But this is where Kate Christensen works her magic. There is something incredibly soothing about Hugo’s voice over the time arc of the book. There is a logic to his idle chit-chat to himself that encourages the reader to move on to the next page, and before you know it, you’re halfway through the book and buried deep in Hugo’s life. Perhaps we all recognize the internal dialogue that gets put on the pages of a diary; the bizarre sort of talking to one’s self tone that implies some kind of forward journey towards understanding why we do what we do, and the very curious thing that happens when we look back on our notebooks and think, “Ah. It all makes sense now.” Of course, at the time of writing, the writer can’t see what everyone else sees.

Even though we don’t like Hugo, we are carried through the 400-some-odd pages that make up this book, and we’re suddenly at the end. But Christensen makes one grave mistake: she creates a predictable arc of growth of Hugo. Our hero, the mistanthrope, must not die without finding redemption in some way, shape, or form, and the resulting denouement of the book falls totally flat on its face. Likewise, Christensen seems hell-bent on forcing Hugo to be an epicure (it’s the reason I picked up this book; I liked the idea of a misanthrope who loves to cook), but the moments we see him engaging in these tasks of cooking seem too few between ponderings on relationships and philosophy to be anything resembling a linchpin of his personality, although he seems to see it that way.

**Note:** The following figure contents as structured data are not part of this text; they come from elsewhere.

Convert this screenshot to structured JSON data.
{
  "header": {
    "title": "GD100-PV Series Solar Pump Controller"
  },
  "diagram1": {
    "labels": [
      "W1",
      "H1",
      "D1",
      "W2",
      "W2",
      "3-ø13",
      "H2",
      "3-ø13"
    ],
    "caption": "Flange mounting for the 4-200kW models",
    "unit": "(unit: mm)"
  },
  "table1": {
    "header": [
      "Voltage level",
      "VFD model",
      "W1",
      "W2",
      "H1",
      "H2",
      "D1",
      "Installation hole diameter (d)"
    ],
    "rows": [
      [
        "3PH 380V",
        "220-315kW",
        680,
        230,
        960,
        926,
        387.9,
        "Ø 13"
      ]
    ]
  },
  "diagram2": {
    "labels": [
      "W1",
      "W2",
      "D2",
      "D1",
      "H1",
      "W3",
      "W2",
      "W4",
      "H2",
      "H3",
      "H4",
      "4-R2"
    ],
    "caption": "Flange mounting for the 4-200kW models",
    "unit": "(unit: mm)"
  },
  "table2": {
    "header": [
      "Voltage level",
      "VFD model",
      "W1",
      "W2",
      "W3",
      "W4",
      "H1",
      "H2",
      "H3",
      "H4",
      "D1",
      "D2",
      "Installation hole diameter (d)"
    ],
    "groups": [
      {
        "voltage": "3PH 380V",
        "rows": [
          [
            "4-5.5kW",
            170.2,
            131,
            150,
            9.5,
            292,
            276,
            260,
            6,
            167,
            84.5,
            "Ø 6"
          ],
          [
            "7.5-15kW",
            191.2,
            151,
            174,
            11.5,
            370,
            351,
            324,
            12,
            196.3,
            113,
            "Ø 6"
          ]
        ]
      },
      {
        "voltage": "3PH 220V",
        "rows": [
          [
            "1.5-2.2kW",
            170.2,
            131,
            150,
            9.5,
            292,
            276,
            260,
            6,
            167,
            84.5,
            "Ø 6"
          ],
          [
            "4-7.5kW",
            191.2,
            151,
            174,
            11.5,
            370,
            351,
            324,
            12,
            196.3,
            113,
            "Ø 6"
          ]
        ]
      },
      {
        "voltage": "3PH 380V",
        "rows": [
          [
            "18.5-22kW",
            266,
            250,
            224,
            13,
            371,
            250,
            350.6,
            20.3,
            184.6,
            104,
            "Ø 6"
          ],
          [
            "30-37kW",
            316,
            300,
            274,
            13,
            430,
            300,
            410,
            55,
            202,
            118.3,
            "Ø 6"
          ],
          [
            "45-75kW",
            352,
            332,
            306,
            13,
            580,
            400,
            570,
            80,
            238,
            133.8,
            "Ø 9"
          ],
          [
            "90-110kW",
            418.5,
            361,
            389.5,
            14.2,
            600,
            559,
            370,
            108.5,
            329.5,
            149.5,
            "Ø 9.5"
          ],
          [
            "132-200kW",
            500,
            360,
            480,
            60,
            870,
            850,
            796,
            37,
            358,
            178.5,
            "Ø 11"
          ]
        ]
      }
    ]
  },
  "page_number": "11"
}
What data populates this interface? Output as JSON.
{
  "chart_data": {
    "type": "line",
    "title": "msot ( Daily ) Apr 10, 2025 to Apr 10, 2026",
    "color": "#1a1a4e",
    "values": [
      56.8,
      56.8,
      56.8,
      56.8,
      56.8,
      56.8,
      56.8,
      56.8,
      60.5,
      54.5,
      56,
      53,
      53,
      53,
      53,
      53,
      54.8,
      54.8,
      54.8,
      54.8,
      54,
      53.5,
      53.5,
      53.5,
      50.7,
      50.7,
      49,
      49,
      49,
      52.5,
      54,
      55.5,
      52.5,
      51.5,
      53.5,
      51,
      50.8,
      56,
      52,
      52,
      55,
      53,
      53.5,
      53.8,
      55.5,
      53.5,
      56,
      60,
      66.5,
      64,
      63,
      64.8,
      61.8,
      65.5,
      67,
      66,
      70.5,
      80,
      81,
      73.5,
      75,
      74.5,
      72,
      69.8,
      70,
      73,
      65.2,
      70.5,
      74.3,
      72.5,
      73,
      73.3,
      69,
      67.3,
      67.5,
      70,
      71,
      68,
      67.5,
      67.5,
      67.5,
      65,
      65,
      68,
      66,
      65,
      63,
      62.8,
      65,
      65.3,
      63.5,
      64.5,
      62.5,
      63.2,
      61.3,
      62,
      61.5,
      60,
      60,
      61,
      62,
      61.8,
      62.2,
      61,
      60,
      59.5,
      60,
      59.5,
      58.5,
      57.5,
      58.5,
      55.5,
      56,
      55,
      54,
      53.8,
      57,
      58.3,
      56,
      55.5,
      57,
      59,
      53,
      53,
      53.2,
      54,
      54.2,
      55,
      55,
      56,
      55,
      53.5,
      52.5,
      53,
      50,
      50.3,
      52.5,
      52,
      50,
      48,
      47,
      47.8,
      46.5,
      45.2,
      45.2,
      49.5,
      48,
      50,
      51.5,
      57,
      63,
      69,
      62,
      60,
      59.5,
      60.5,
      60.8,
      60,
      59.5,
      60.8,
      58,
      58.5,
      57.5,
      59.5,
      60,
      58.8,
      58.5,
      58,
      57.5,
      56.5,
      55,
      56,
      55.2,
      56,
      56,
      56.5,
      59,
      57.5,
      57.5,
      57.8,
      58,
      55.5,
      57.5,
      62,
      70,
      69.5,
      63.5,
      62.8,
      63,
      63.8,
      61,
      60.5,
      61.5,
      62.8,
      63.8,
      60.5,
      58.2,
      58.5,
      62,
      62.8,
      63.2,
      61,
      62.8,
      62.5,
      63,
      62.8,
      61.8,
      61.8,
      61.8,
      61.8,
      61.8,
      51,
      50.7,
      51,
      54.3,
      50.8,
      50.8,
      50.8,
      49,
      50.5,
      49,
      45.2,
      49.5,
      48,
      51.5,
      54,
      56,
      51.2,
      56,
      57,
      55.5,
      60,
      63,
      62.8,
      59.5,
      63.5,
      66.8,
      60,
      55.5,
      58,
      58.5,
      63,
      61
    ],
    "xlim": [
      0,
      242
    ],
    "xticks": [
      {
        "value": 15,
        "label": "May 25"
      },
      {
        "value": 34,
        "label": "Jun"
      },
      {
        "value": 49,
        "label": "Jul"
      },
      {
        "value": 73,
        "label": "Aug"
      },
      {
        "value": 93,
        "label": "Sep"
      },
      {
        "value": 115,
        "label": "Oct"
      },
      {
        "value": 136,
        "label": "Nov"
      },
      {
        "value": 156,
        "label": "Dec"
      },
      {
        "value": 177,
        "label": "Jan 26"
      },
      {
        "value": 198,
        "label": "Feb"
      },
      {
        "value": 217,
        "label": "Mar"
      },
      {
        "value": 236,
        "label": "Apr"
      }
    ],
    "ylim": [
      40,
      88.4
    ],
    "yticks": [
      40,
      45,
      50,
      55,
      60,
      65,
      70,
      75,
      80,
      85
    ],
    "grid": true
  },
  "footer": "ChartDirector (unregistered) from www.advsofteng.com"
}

But I still liked this book. Christensen is a fine descriptor of characters and people, and she’s a master of telling the backstory without letting us get bogged down in it. Hugo’s circumstances seem a little too pat; a little too perfectly crafted, but I enjoyed te language of this book, and, despite myself, the story arc that happened so germanely that I never even knew it was happening until I was totally enthralled with it.

If you’re going to hang out with shady characters, anyway, they might as well be independently wealthy and be absolutely capable of executing a brilliant turn of phrase, no?